Lihatlah bagaimana Fransiskus mengawali kepausannya: menolak mobil mewah, memilih tinggal di wisma tamu daripada apartemen kepausan yang megah, dan bahkan lebih suka mencuci kaki para tahanan pada Kamis Putih. Dalam dunia yang gemar menatap ke atas, ia mengarahkan pandangan ke bawah—kepada yang terpinggirkan, terlupakan, dan tak terdengar.
Ia seperti pohon beringin besar yang tidak pernah menyombongkan batangnya, melainkan membiarkan akarnya merambat ke mana-mana, menyentuh tanah, memberi teduh bagi yang letih, dan menjadi tempat berteduh bagi burung-burung yang kelelahan. Kesederhanaan bukanlah pilihan estetika, melainkan pilihan spiritual.
Paus Fransiskus tidak banyak berseru, tapi tindakannya bergaung hingga ke lorong sunyi hati manusia. Ia menjenguk orang sakit, mencium kaki para imigran, memeluk anak-anak yang menderita. Setiap pelukan, setiap ciuman, adalah bahasa kasih yang tak membutuhkan penerjemah. Seperti lilin kecil di ruang gelap, ia tidak mengusir malam, tapi cukup memberi cahaya sehingga Dunia yang dingin oleh ego dan ambisi menjadi menghangat sejenak karena kehadirannya.

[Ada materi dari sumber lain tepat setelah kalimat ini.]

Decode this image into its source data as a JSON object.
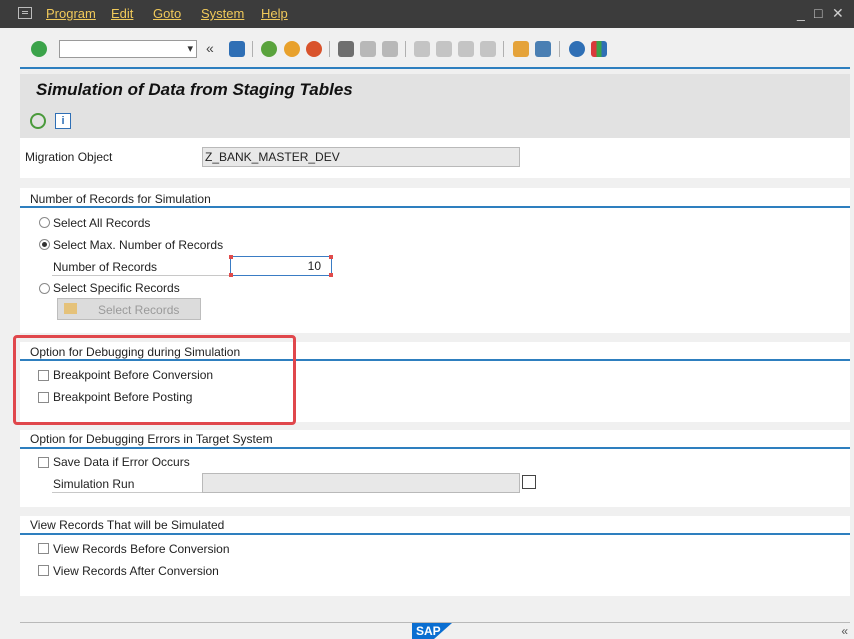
{
  "menu": {
    "items": [
      "Program",
      "Edit",
      "Goto",
      "System",
      "Help"
    ],
    "window_controls": [
      "_",
      "□",
      "✕"
    ]
  },
  "toolbar": {
    "command_field_value": "",
    "icons": [
      "enter-icon",
      "save-icon",
      "back-icon",
      "exit-icon",
      "cancel-icon",
      "print-icon",
      "find-icon",
      "find-next-icon",
      "first-page-icon",
      "previous-page-icon",
      "next-page-icon",
      "last-page-icon",
      "create-session-icon",
      "shortcut-icon",
      "help-icon",
      "customize-layout-icon"
    ]
  },
  "title": "Simulation of Data from Staging Tables",
  "migration": {
    "label": "Migration Object",
    "value": "Z_BANK_MASTER_DEV"
  },
  "records_section": {
    "title": "Number of Records for Simulation",
    "select_all": "Select All Records",
    "select_max": "Select Max. Number of Records",
    "number_label": "Number of Records",
    "number_value": "10",
    "select_specific": "Select Specific Records",
    "select_records_button": "Select Records"
  },
  "debug_section": {
    "title": "Option for Debugging during Simulation",
    "breakpoint_conversion": "Breakpoint Before Conversion",
    "breakpoint_posting": "Breakpoint Before Posting"
  },
  "errors_section": {
    "title": "Option for Debugging Errors in Target System",
    "save_data": "Save Data if Error Occurs",
    "sim_run_label": "Simulation Run",
    "sim_run_value": ""
  },
  "view_section": {
    "title": "View Records That will be Simulated",
    "before": "View Records Before Conversion",
    "after": "View Records After Conversion"
  },
  "footer": {
    "logo": "SAP",
    "chevron": "«"
  },
  "colors": {
    "accent": "#2e7fbf",
    "highlight": "#e0474c",
    "menubar": "#3c3c3c"
  }
}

Dalam hidup Paus Fransiskus, kita diajak merenung: apakah selama ini kita sibuk mengumpulkan apa yang bisa rusak, dan melupakan yang abadi? Apakah kita terlalu sibuk membeli barang untuk memoles citra, tapi lupa menumbuhkan cinta? Ia seperti membisikkan kepada kita semua: kesederhanaan bukanlah anti kemapanan melainkan proyeksi rasa syukur.
Paus Fransiskus mungkin hanya meninggalkan 100 Dollar secara harfiah. Tapi secara moral dan spiritual, ia meninggalkan warisan miliaran: warisan tentang hidup yang tidak untuk ditimbun, tapi untuk dibagikan; tentang kekuasaan yang bukan untuk mengendalikan, tapi untuk melayani. Warisan itu tidak bisa dimasukkan ke brankas, tidak bisa diukur oleh Forbes, dan tidak akan pernah dilelang di rumah-rumah lelang mewah dunia. Tapi ia hidup dan berkembang di hati orang-orang yang disentuhnya—seperti api kecil yang menyala dari lilin ke lilin lainnya.

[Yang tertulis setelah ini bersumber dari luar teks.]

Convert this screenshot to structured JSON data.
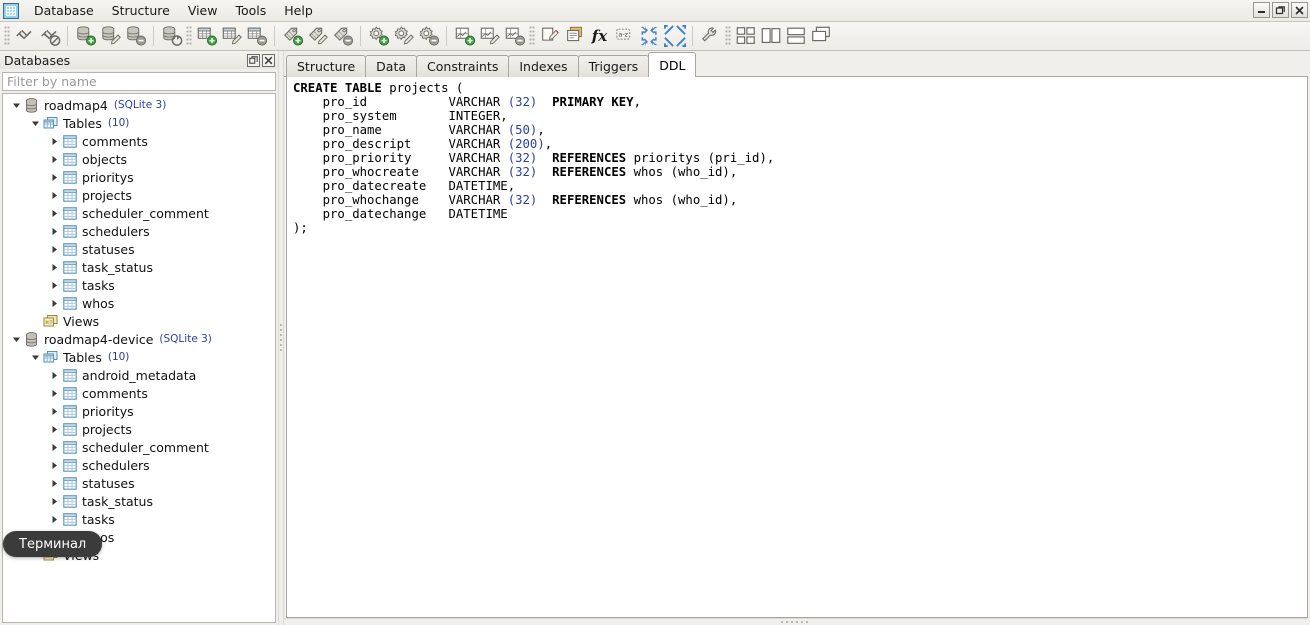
{
  "window": {
    "app_icon": "app-grid-icon",
    "controls": [
      {
        "name": "minimize",
        "glyph": "minimize-icon"
      },
      {
        "name": "restore",
        "glyph": "restore-icon"
      },
      {
        "name": "close",
        "glyph": "close-icon"
      }
    ]
  },
  "menubar": {
    "items": [
      {
        "label": "Database"
      },
      {
        "label": "Structure"
      },
      {
        "label": "View"
      },
      {
        "label": "Tools"
      },
      {
        "label": "Help"
      }
    ]
  },
  "toolbar": {
    "groups": [
      {
        "buttons": [
          {
            "name": "connect-icon",
            "kind": "plug",
            "badge": "none"
          },
          {
            "name": "disconnect-icon",
            "kind": "plug",
            "badge": "deny"
          }
        ]
      },
      {
        "buttons": [
          {
            "name": "add-database-icon",
            "kind": "db",
            "badge": "add"
          },
          {
            "name": "edit-database-icon",
            "kind": "db",
            "badge": "edit"
          },
          {
            "name": "remove-database-icon",
            "kind": "db",
            "badge": "remove"
          }
        ]
      },
      {
        "buttons": [
          {
            "name": "refresh-database-icon",
            "kind": "db",
            "badge": "refresh"
          }
        ]
      },
      {
        "buttons": [
          {
            "name": "add-table-icon",
            "kind": "table",
            "badge": "add"
          },
          {
            "name": "edit-table-icon",
            "kind": "table",
            "badge": "edit"
          },
          {
            "name": "remove-table-icon",
            "kind": "table",
            "badge": "remove"
          }
        ]
      },
      {
        "buttons": [
          {
            "name": "add-index-icon",
            "kind": "tag",
            "badge": "add"
          },
          {
            "name": "edit-index-icon",
            "kind": "tag",
            "badge": "edit"
          },
          {
            "name": "remove-index-icon",
            "kind": "tag",
            "badge": "remove"
          }
        ]
      },
      {
        "buttons": [
          {
            "name": "add-trigger-icon",
            "kind": "gear",
            "badge": "add"
          },
          {
            "name": "edit-trigger-icon",
            "kind": "gear",
            "badge": "edit"
          },
          {
            "name": "remove-trigger-icon",
            "kind": "gear",
            "badge": "remove"
          }
        ]
      },
      {
        "buttons": [
          {
            "name": "add-view-icon",
            "kind": "view",
            "badge": "add"
          },
          {
            "name": "edit-view-icon",
            "kind": "view",
            "badge": "edit"
          },
          {
            "name": "remove-view-icon",
            "kind": "view",
            "badge": "remove"
          }
        ]
      },
      {
        "buttons": [
          {
            "name": "new-query-icon",
            "kind": "note"
          },
          {
            "name": "query-builder-icon",
            "kind": "notestack"
          },
          {
            "name": "function-icon",
            "kind": "fx",
            "text": "fx"
          },
          {
            "name": "sort-az-icon",
            "kind": "az",
            "text": "a-z"
          },
          {
            "name": "collapse-all-icon",
            "kind": "collapse"
          },
          {
            "name": "expand-all-icon",
            "kind": "expand"
          }
        ]
      },
      {
        "buttons": [
          {
            "name": "preferences-icon",
            "kind": "wrench"
          }
        ]
      },
      {
        "buttons": [
          {
            "name": "tile-grid-icon",
            "kind": "tilegrid"
          },
          {
            "name": "tile-vertical-icon",
            "kind": "tilevert"
          },
          {
            "name": "tile-horizontal-icon",
            "kind": "tilehoriz"
          },
          {
            "name": "cascade-icon",
            "kind": "cascade"
          }
        ]
      }
    ]
  },
  "sidebar": {
    "title": "Databases",
    "title_buttons": [
      {
        "name": "float-panel",
        "glyph": "float-icon"
      },
      {
        "name": "close-panel",
        "glyph": "close-icon"
      }
    ],
    "filter": {
      "value": "",
      "placeholder": "Filter by name"
    },
    "tree": [
      {
        "depth": 0,
        "twisty": "open",
        "icon": "database-icon",
        "label": "roadmap4",
        "sub": "(SQLite 3)"
      },
      {
        "depth": 1,
        "twisty": "open",
        "icon": "tables-folder-icon",
        "label": "Tables",
        "sub": "(10)"
      },
      {
        "depth": 2,
        "twisty": "closed",
        "icon": "table-icon",
        "label": "comments",
        "sub": ""
      },
      {
        "depth": 2,
        "twisty": "closed",
        "icon": "table-icon",
        "label": "objects",
        "sub": ""
      },
      {
        "depth": 2,
        "twisty": "closed",
        "icon": "table-icon",
        "label": "prioritys",
        "sub": ""
      },
      {
        "depth": 2,
        "twisty": "closed",
        "icon": "table-icon",
        "label": "projects",
        "sub": ""
      },
      {
        "depth": 2,
        "twisty": "closed",
        "icon": "table-icon",
        "label": "scheduler_comment",
        "sub": ""
      },
      {
        "depth": 2,
        "twisty": "closed",
        "icon": "table-icon",
        "label": "schedulers",
        "sub": ""
      },
      {
        "depth": 2,
        "twisty": "closed",
        "icon": "table-icon",
        "label": "statuses",
        "sub": ""
      },
      {
        "depth": 2,
        "twisty": "closed",
        "icon": "table-icon",
        "label": "task_status",
        "sub": ""
      },
      {
        "depth": 2,
        "twisty": "closed",
        "icon": "table-icon",
        "label": "tasks",
        "sub": ""
      },
      {
        "depth": 2,
        "twisty": "closed",
        "icon": "table-icon",
        "label": "whos",
        "sub": ""
      },
      {
        "depth": 1,
        "twisty": "none",
        "icon": "views-folder-icon",
        "label": "Views",
        "sub": ""
      },
      {
        "depth": 0,
        "twisty": "open",
        "icon": "database-icon",
        "label": "roadmap4-device",
        "sub": "(SQLite 3)"
      },
      {
        "depth": 1,
        "twisty": "open",
        "icon": "tables-folder-icon",
        "label": "Tables",
        "sub": "(10)"
      },
      {
        "depth": 2,
        "twisty": "closed",
        "icon": "table-icon",
        "label": "android_metadata",
        "sub": ""
      },
      {
        "depth": 2,
        "twisty": "closed",
        "icon": "table-icon",
        "label": "comments",
        "sub": ""
      },
      {
        "depth": 2,
        "twisty": "closed",
        "icon": "table-icon",
        "label": "prioritys",
        "sub": ""
      },
      {
        "depth": 2,
        "twisty": "closed",
        "icon": "table-icon",
        "label": "projects",
        "sub": ""
      },
      {
        "depth": 2,
        "twisty": "closed",
        "icon": "table-icon",
        "label": "scheduler_comment",
        "sub": ""
      },
      {
        "depth": 2,
        "twisty": "closed",
        "icon": "table-icon",
        "label": "schedulers",
        "sub": ""
      },
      {
        "depth": 2,
        "twisty": "closed",
        "icon": "table-icon",
        "label": "statuses",
        "sub": ""
      },
      {
        "depth": 2,
        "twisty": "closed",
        "icon": "table-icon",
        "label": "task_status",
        "sub": ""
      },
      {
        "depth": 2,
        "twisty": "closed",
        "icon": "table-icon",
        "label": "tasks",
        "sub": ""
      },
      {
        "depth": 2,
        "twisty": "closed",
        "icon": "table-icon",
        "label": "whos",
        "sub": ""
      },
      {
        "depth": 1,
        "twisty": "none",
        "icon": "views-folder-icon",
        "label": "Views",
        "sub": ""
      }
    ]
  },
  "main": {
    "tabs": [
      {
        "label": "Structure",
        "active": false
      },
      {
        "label": "Data",
        "active": false
      },
      {
        "label": "Constraints",
        "active": false
      },
      {
        "label": "Indexes",
        "active": false
      },
      {
        "label": "Triggers",
        "active": false
      },
      {
        "label": "DDL",
        "active": true
      }
    ],
    "ddl_lines": [
      [
        {
          "t": "CREATE TABLE",
          "s": "kw"
        },
        {
          "t": " projects (",
          "s": "plain"
        }
      ],
      [
        {
          "t": "    pro_id           VARCHAR ",
          "s": "plain"
        },
        {
          "t": "(32)",
          "s": "num"
        },
        {
          "t": "  ",
          "s": "plain"
        },
        {
          "t": "PRIMARY KEY",
          "s": "kw"
        },
        {
          "t": ",",
          "s": "plain"
        }
      ],
      [
        {
          "t": "    pro_system       INTEGER,",
          "s": "plain"
        }
      ],
      [
        {
          "t": "    pro_name         VARCHAR ",
          "s": "plain"
        },
        {
          "t": "(50)",
          "s": "num"
        },
        {
          "t": ",",
          "s": "plain"
        }
      ],
      [
        {
          "t": "    pro_descript     VARCHAR ",
          "s": "plain"
        },
        {
          "t": "(200)",
          "s": "num"
        },
        {
          "t": ",",
          "s": "plain"
        }
      ],
      [
        {
          "t": "    pro_priority     VARCHAR ",
          "s": "plain"
        },
        {
          "t": "(32)",
          "s": "num"
        },
        {
          "t": "  ",
          "s": "plain"
        },
        {
          "t": "REFERENCES",
          "s": "kw"
        },
        {
          "t": " prioritys (pri_id),",
          "s": "plain"
        }
      ],
      [
        {
          "t": "    pro_whocreate    VARCHAR ",
          "s": "plain"
        },
        {
          "t": "(32)",
          "s": "num"
        },
        {
          "t": "  ",
          "s": "plain"
        },
        {
          "t": "REFERENCES",
          "s": "kw"
        },
        {
          "t": " whos (who_id),",
          "s": "plain"
        }
      ],
      [
        {
          "t": "    pro_datecreate   DATETIME,",
          "s": "plain"
        }
      ],
      [
        {
          "t": "    pro_whochange    VARCHAR ",
          "s": "plain"
        },
        {
          "t": "(32)",
          "s": "num"
        },
        {
          "t": "  ",
          "s": "plain"
        },
        {
          "t": "REFERENCES",
          "s": "kw"
        },
        {
          "t": " whos (who_id),",
          "s": "plain"
        }
      ],
      [
        {
          "t": "    pro_datechange   DATETIME",
          "s": "plain"
        }
      ],
      [
        {
          "t": ");",
          "s": "plain"
        }
      ]
    ]
  },
  "tooltip": {
    "text": "Терминал"
  },
  "colors": {
    "accent_blue": "#2b3f9e",
    "tooltip_bg": "#3b3b3b",
    "chrome_bg": "#f0efeb",
    "icon_blue": "#3d7fd1",
    "icon_green": "#3fa03f"
  }
}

Di tengah dunia yang sibuk membangun istana untuk dirinya sendiri, Paus Fransiskus justru membangun jembatan menuju sesama. Ketika banyak pemimpin mengejar kursi yang empuk, ia malah memilih duduk bersama mereka yang tidak punya tempat. Ia bukan pemimpin yang ingin dilayani, melainkan yang hadir untuk melayani. Ia bukan cahaya sorotan, tapi lentera di gang-gang gelap penderitaan umat manusia.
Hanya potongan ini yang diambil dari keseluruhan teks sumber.